Mentre provo a raccontare cosa successe a mio nonno il 22 maggio 1958, mi tornano in mente le immagini di Million Dollar Baby, il film di Clint Eastwood. Ho davanti agli occhi la scena del giorno in cui Maggie, dopo tante vittorie consecutive, combatte per il titolo mondiale contro Billie, “orso blu”. Frankie, il suo allenatore, non lo vuole questo match: “orso blu”, nel mondo della boxe, è nota per la scorrettezza e la cattiveria. Ma Maggie riesce a convincerlo, e ora è in vantaggio. Billie però non ha alcuna intenzione di perdere. E mentre Maggie, alla fine di un round, si dirige verso l’angolo, le sferra un colpo alle spalle. La giovane donna cade a terra battendo il collo contro lo sgabello, entra in coma, e al risveglio si ritrova tetraplegica. «Ho dimenticato la regola d’oro della boxe, capo» dirà a Frankie non appena riaprirà gli occhi. «Non sono stata capace di proteggermi.» Ma il problema non è l’incapacità di difendersi; il problema è l’ingiustizia della vita, che dopo averle dato tutto, nel giro di pochi istanti, di tutto la priva. Il problema è la perdita. Il problema è la fine di tutti i sogni e di tutte le speranze.
Conosco a memoria Million Dollar Baby, la scena dell’incidente l’ho vista e rivista un centinaio di volte. Ma ogni volta che la guardo, piango.

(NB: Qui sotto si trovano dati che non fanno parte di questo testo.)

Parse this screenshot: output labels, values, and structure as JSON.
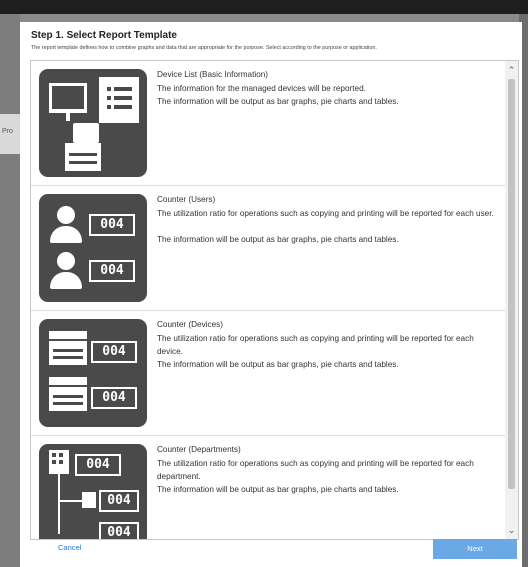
{
  "background": {
    "side_tab_label": "Pro"
  },
  "dialog": {
    "title": "Step 1. Select Report Template",
    "description": "The report template defines how to combine graphs and data that are appropriate for the purpose. Select according to the purpose or application."
  },
  "templates": [
    {
      "name": "Device List (Basic Information)",
      "lines": [
        "The information for the managed devices will be reported.",
        "The information will be output as bar graphs, pie charts and tables."
      ],
      "icon": "device-list-icon"
    },
    {
      "name": "Counter (Users)",
      "lines": [
        "The utilization ratio for operations such as copying and printing will be reported for each user.",
        "The information will be output as bar graphs, pie charts and tables."
      ],
      "icon": "counter-users-icon",
      "counter_text": "004"
    },
    {
      "name": "Counter (Devices)",
      "lines": [
        "The utilization ratio for operations such as copying and printing will be reported for each device.",
        "The information will be output as bar graphs, pie charts and tables."
      ],
      "icon": "counter-devices-icon",
      "counter_text": "004"
    },
    {
      "name": "Counter (Departments)",
      "lines": [
        "The utilization ratio for operations such as copying and printing will be reported for each department.",
        "The information will be output as bar graphs, pie charts and tables."
      ],
      "icon": "counter-departments-icon",
      "counter_text": "004"
    }
  ],
  "buttons": {
    "cancel": "Cancel",
    "next": "Next"
  },
  "colors": {
    "accent": "#6aa9e6",
    "link": "#2b78c5",
    "icon_bg": "#4a4a4a"
  }
}
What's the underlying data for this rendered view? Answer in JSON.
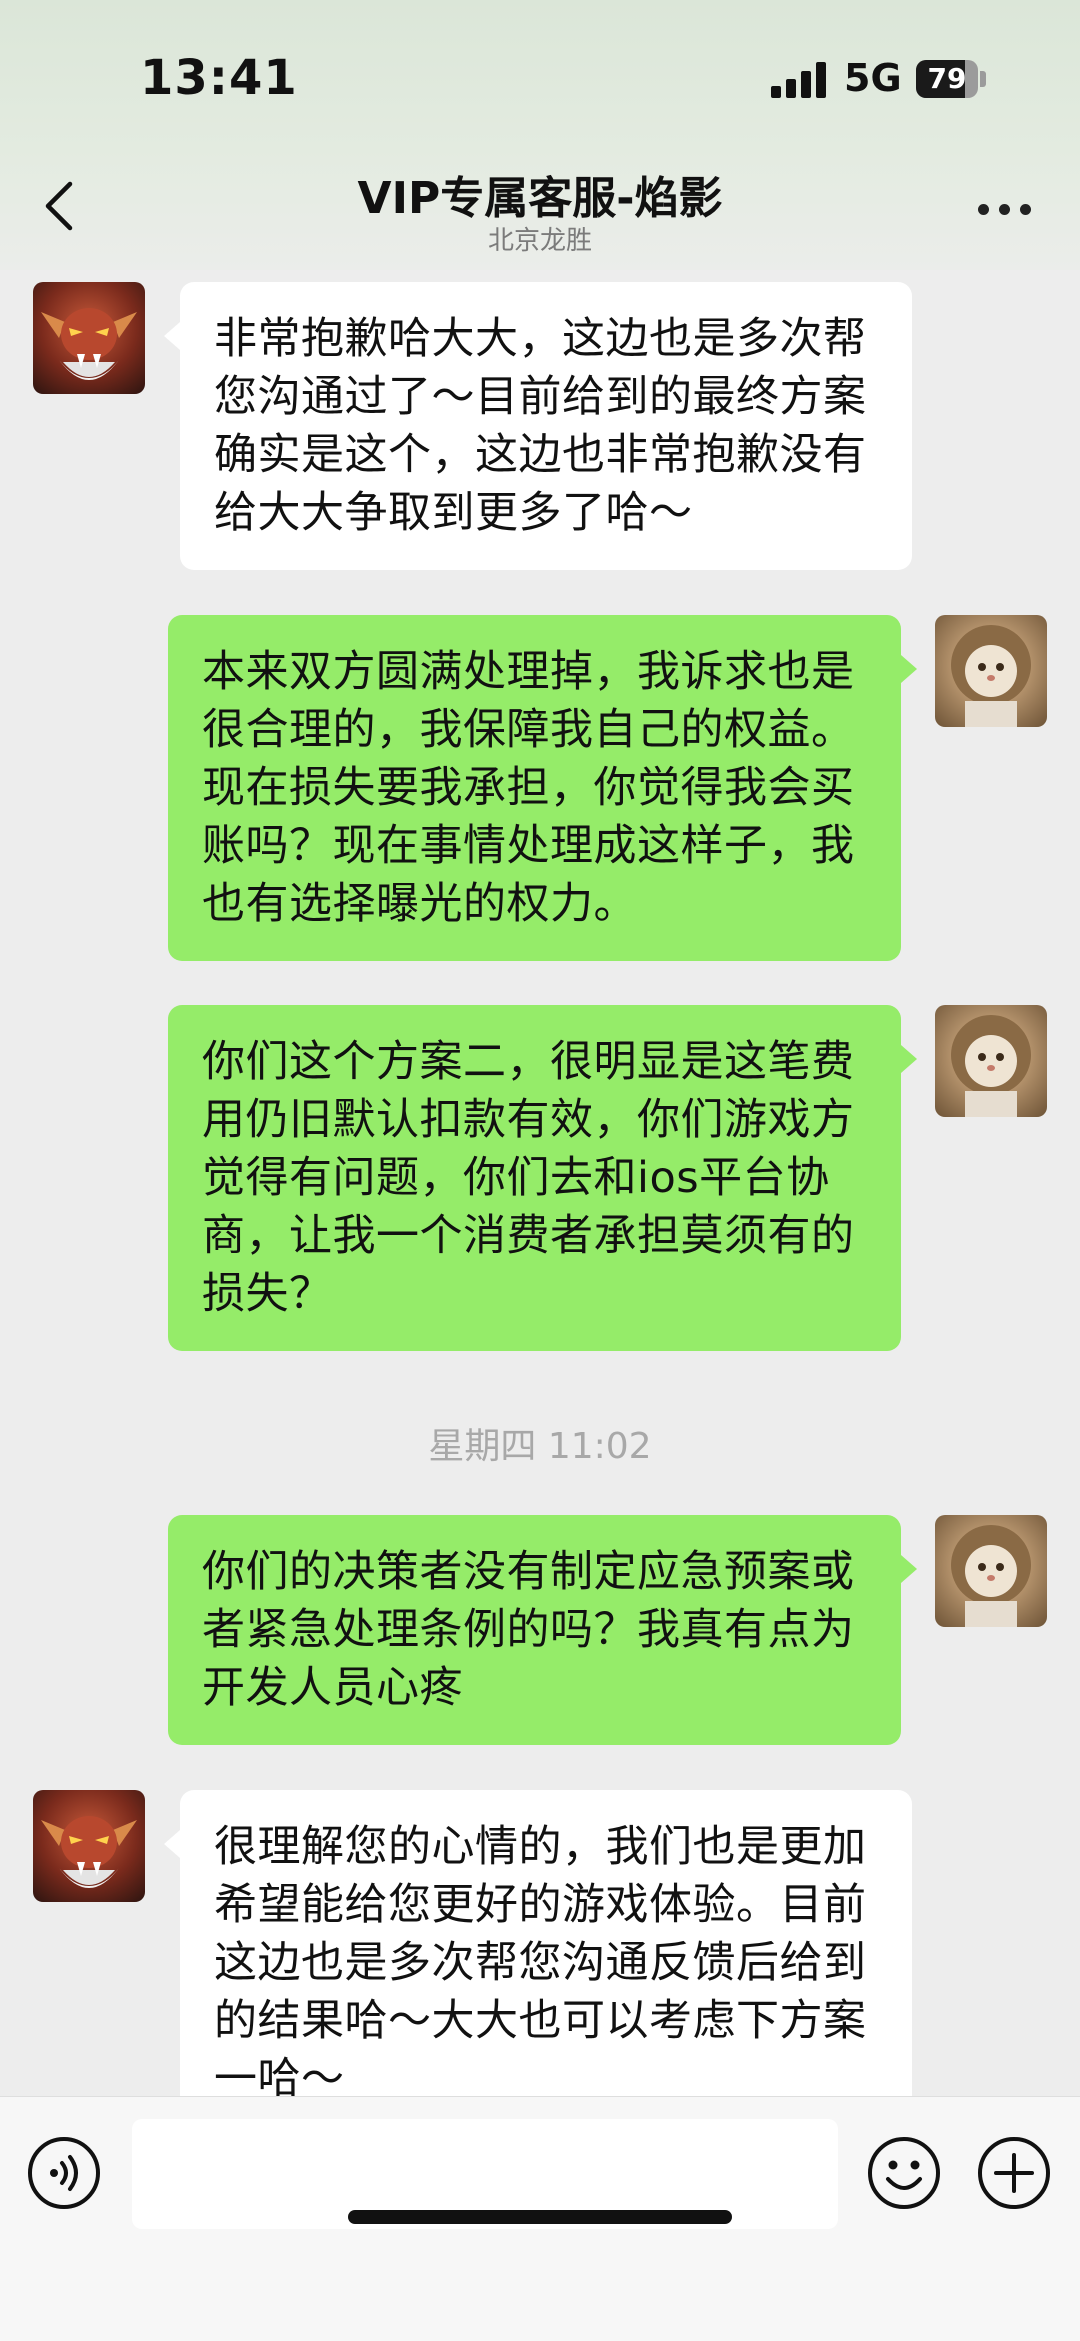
{
  "status_bar": {
    "time": "13:41",
    "network": "5G",
    "battery": "79",
    "battery_level": 0.79
  },
  "header": {
    "title": "VIP专属客服-焰影",
    "subtitle": "北京龙胜",
    "back_icon": "chevron-left-icon",
    "more_icon": "more-horizontal-icon"
  },
  "messages": [
    {
      "from": "agent",
      "text": "非常抱歉哈大大，这边也是多次帮您沟通过了～目前给到的最终方案确实是这个，这边也非常抱歉没有给大大争取到更多了哈～"
    },
    {
      "from": "me",
      "text": "本来双方圆满处理掉，我诉求也是很合理的，我保障我自己的权益。现在损失要我承担，你觉得我会买账吗？现在事情处理成这样子，我也有选择曝光的权力。"
    },
    {
      "from": "me",
      "text": "你们这个方案二，很明显是这笔费用仍旧默认扣款有效，你们游戏方觉得有问题，你们去和ios平台协商，让我一个消费者承担莫须有的损失？"
    },
    {
      "timestamp": "星期四 11:02"
    },
    {
      "from": "me",
      "text": "你们的决策者没有制定应急预案或者紧急处理条例的吗？我真有点为开发人员心疼"
    },
    {
      "from": "agent",
      "text": "很理解您的心情的，我们也是更加希望能给您更好的游戏体验。目前这边也是多次帮您沟通反馈后给到的结果哈～大大也可以考虑下方案一哈～"
    }
  ],
  "input_bar": {
    "placeholder": "",
    "voice_icon": "voice-icon",
    "emoji_icon": "emoji-icon",
    "plus_icon": "plus-icon"
  },
  "colors": {
    "outgoing_bubble": "#95ec69",
    "incoming_bubble": "#ffffff",
    "background": "#ededed"
  }
}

Maggie perde tutto, e io sono inconsolabile. Maggie perde tutto, e io – che per tanti anni mi sono chiesta perché fossi ossessionata dal tema della perdita –, raccontando di quella sera del 1958, forse, per la prima volta, inizio a capire. Cioè. Non proprio capire, ma percepire. Ecco, sì, per la prima volta percepisco che quella mancanza che mi perseguita, forse, è la stessa che prova mio padre da quel 22 maggio, quando decise che la vita era fatta solo di sconfitte. Nonostante gli sforzi e nonostante il controllo. Nonostante l’illusione di avercela fatta: tanto nessuno ce la fa e il destino, prima o poi, ti porta via tutto.
È questo che hai pensato, papà, quel venerdì del 1997, quando tu e mamma riceveste quella telefonata? Ma mia figlia è impagabil tesor. È questo che hai fatto finta di non capire quando con mamma ti sei messo in viaggio, e sei arrivato a Pisa, e ti sei seduto in sala d’attesa, e hai lasciato che mamma entrasse da sola nel reparto di terapia intensiva? Miei signori, perdono, pietate, al vegliardo la figlia ridate. Dove hai messo il biglietto che vi avevo scritto quella sera, papà? Tutto al mondo tal figlia è per me.